And those born after Dallas haven't a clue what we're talking about in emotional terms. Through no fault of their own, they can't grasp the dimensions of the rupture it created in the American idea.
Against all odds, veteran documentarian Robert Stone waded into this miasma and came out with an excellent look at the Kennedy assassination and its effects on America. "Oswald's Ghost," which airs tonight on WGBH, is sophisticated journalism worth watching.
Stone, who produced, wrote, and directed the program for "American Experience," reviews the forensic minutiae but never gets trapped in them. He moves briskly to a larger collage of images and memories.
We glide past the grassy knoll, Jack Ruby, and Dallas police officer J.D. Tippit, whom Oswald shot. Past the ravings of then New Orleans District Attorney Jim Garrison and the "magic bullet" theory dreamed up by Warren Commission staffer Arlen Specter. Past the clip of Walter Cronkite overcome by the news he announced on television.
Then Stone places Dallas at the lip of America's dark descent into political and psychic chaos that left first Martin Luther King Jr. and then Robert F. Kennedy dead two months apart in 1968. By then, Americans had lost faith in their government.
Over time, more people came to believe that the Warren Commission, charged with investigating the assassination, produced a whitewash. They doubted that Lee Harvey Oswald had acted alone. Their anger fed into the fury of people already appalled by the lies of their government about Vietnam. By then, there was nowhere to go but the streets.
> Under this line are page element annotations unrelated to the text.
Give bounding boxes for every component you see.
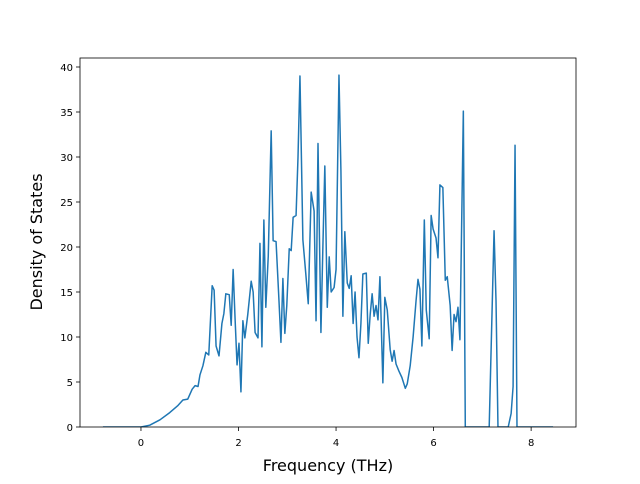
x-axis-label: Frequency (THz) — [263, 456, 393, 475]
data-line — [102, 74, 554, 427]
x-tick-label: 6 — [430, 438, 436, 449]
x-tick-label: 4 — [333, 438, 339, 449]
y-tick-label: 25 — [60, 198, 73, 209]
y-tick-label: 30 — [60, 153, 73, 164]
y-tick-label: 0 — [67, 423, 73, 434]
y-tick-label: 15 — [60, 288, 73, 299]
y-tick-label: 20 — [60, 243, 73, 254]
x-tick-label: 0 — [138, 438, 144, 449]
y-axis-label: Density of States — [27, 173, 46, 310]
x-tick-label: 2 — [235, 438, 241, 449]
x-tick-label: 8 — [528, 438, 534, 449]
plot-frame — [79, 57, 577, 428]
y-tick-label: 40 — [60, 63, 73, 74]
y-tick-label: 35 — [60, 108, 73, 119]
y-tick-label: 10 — [60, 333, 73, 344]
y-tick-label: 5 — [67, 378, 73, 389]
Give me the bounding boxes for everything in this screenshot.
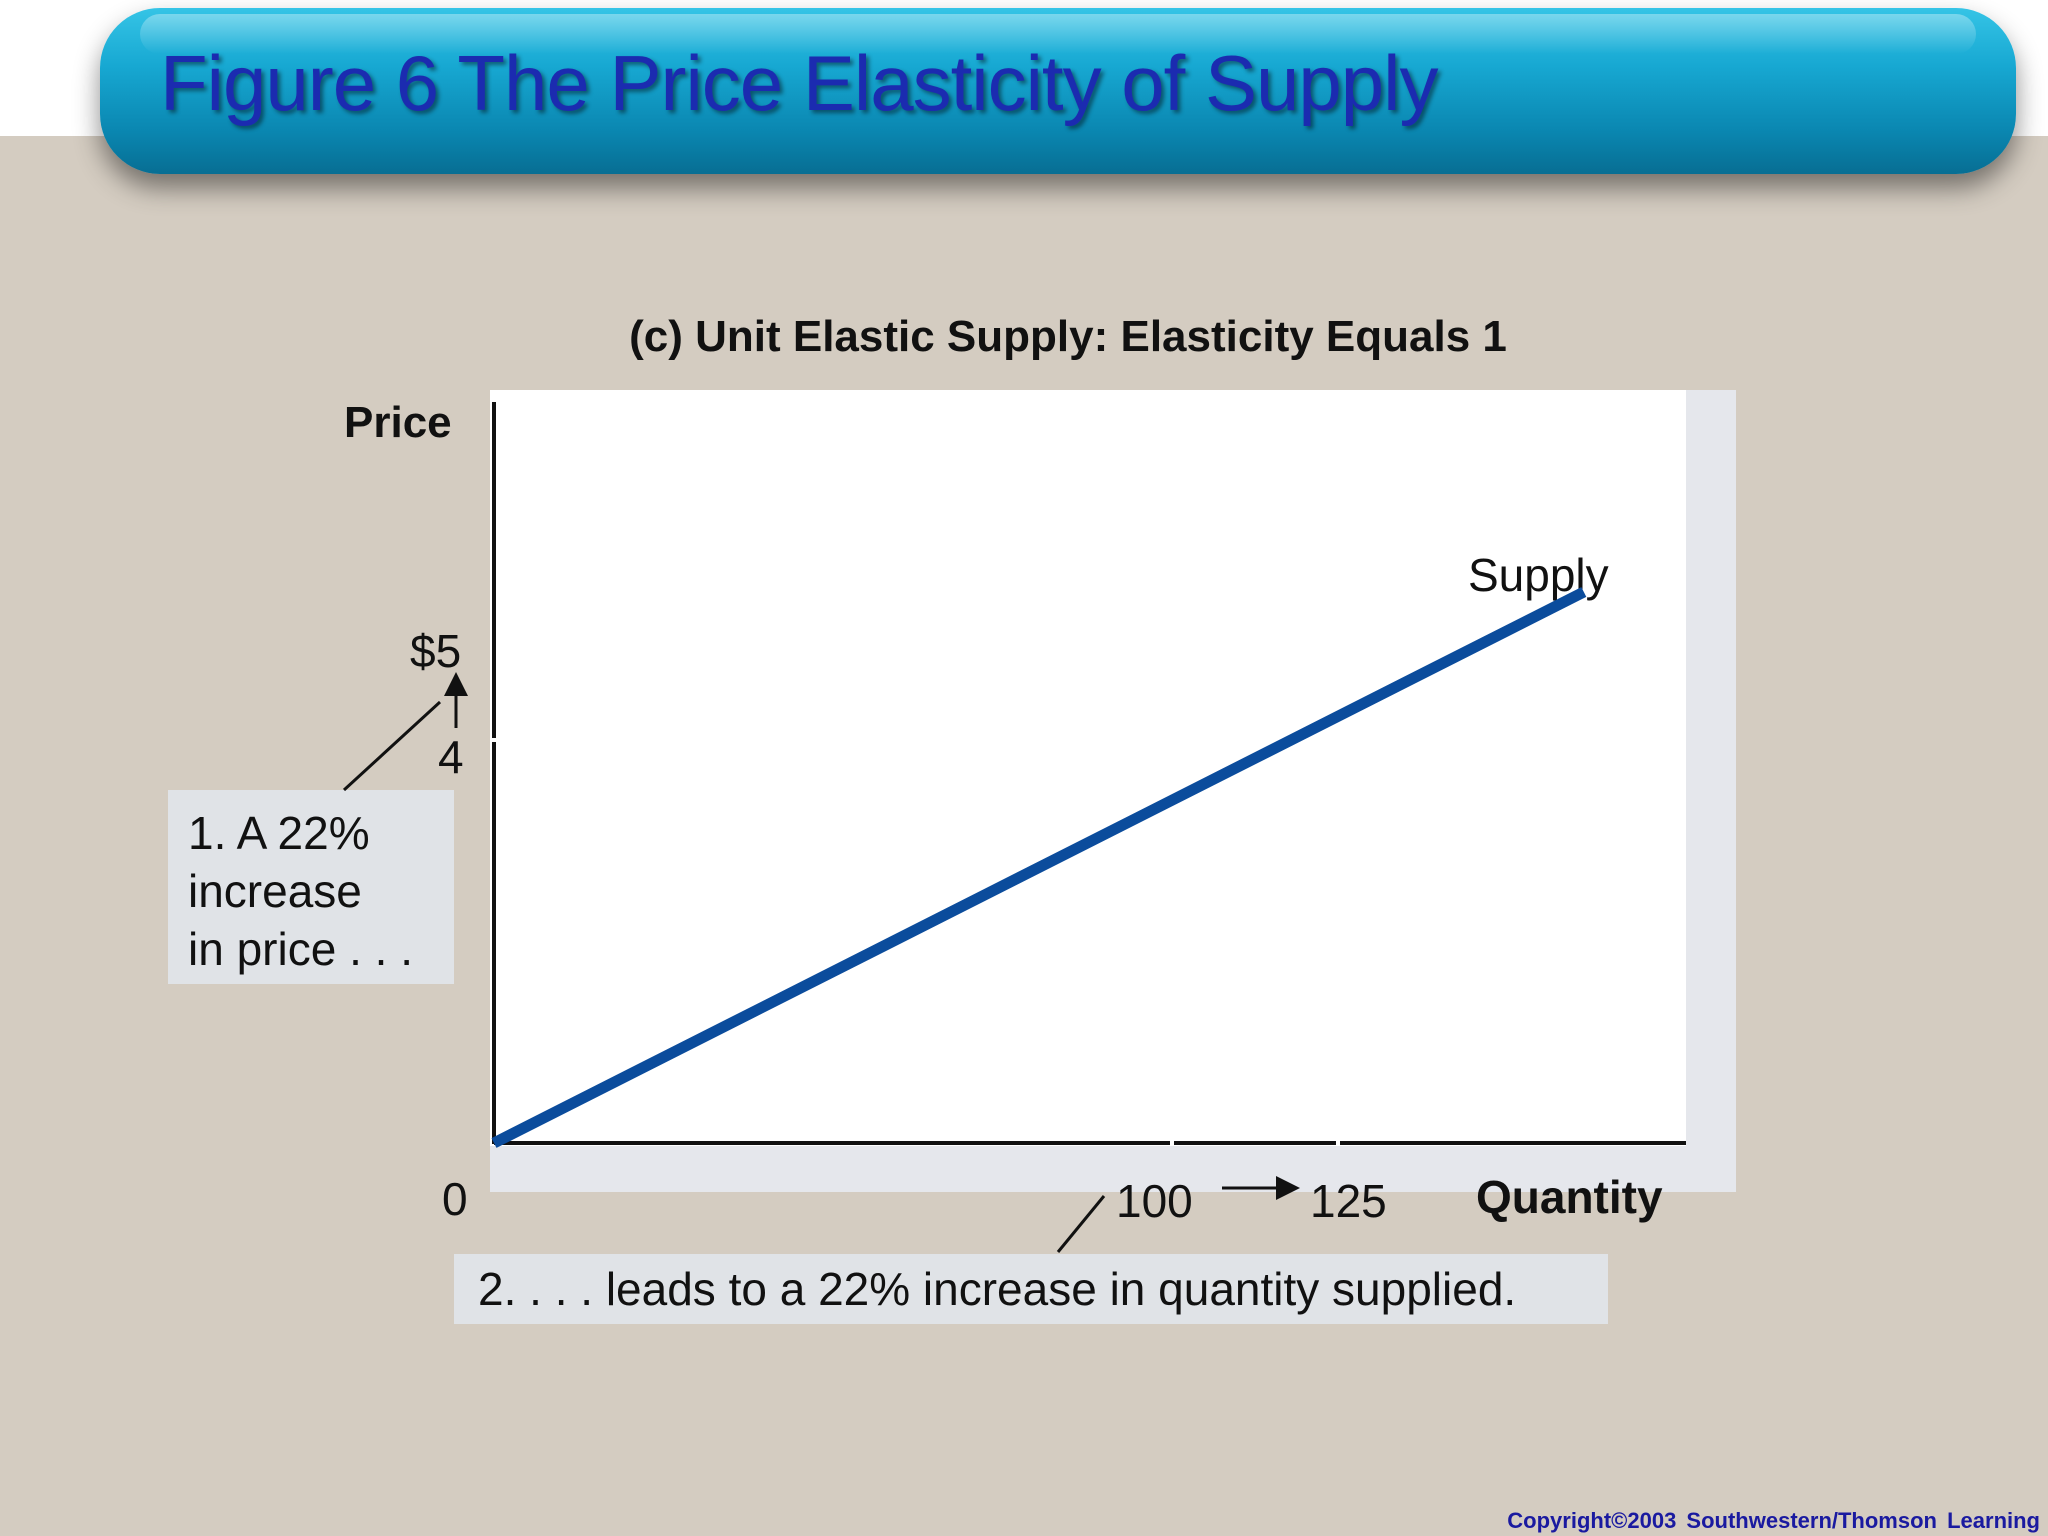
price-increase-annotation: 1. A 22% increase in price . . .	[168, 790, 454, 984]
x-tick-label-125: 125	[1310, 1175, 1387, 1227]
price-annotation-leader	[342, 700, 442, 792]
annotation-line: in price . . .	[188, 923, 413, 975]
annotation-line: increase	[188, 865, 362, 917]
x-axis-label: Quantity	[1476, 1171, 1663, 1223]
plot-area	[490, 390, 1686, 1146]
slide-title: Figure 6 The Price Elasticity of Supply	[160, 39, 1438, 127]
copyright-notice: Copyright©2003 Southwestern/Thomson Lear…	[1507, 1508, 2040, 1533]
y-tick-label-4: 4	[438, 731, 464, 783]
annotation-line: 1. A 22%	[188, 807, 370, 859]
chart-title: (c) Unit Elastic Supply: Elasticity Equa…	[629, 312, 1507, 361]
title-banner	[100, 8, 2016, 174]
x-tick-label-100: 100	[1116, 1175, 1193, 1227]
quantity-annotation-leader	[1056, 1195, 1106, 1253]
y-tick-label-5: $5	[410, 625, 462, 677]
series-layer	[491, 587, 1587, 1148]
quantity-increase-annotation: 2. . . . leads to a 22% increase in quan…	[454, 1254, 1608, 1324]
supply-curve-line	[491, 587, 1587, 1148]
origin-label: 0	[442, 1173, 468, 1225]
supply-curve-label: Supply	[1468, 549, 1609, 601]
y-axis-label: Price	[344, 398, 452, 447]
"I just gave up on government and politics," recalls former Senator Gary Hart.
Stone assembled a strong roster of talking heads to drive his documentary. The A-list group includes Hart, historian Robert Dallek, authors Mark Lane and Edward Jay Epstein, journalists Dan Rather and Hugh Aynesworth of the Dallas Morning News, both of whom were there that day, and activist Tom Hayden, among others.
Norman Mailer, author of "Oswald's Tale: An American Mystery," is the star here. His gifts to alchemize facts into profundity are evident. His take on Oswald is acute.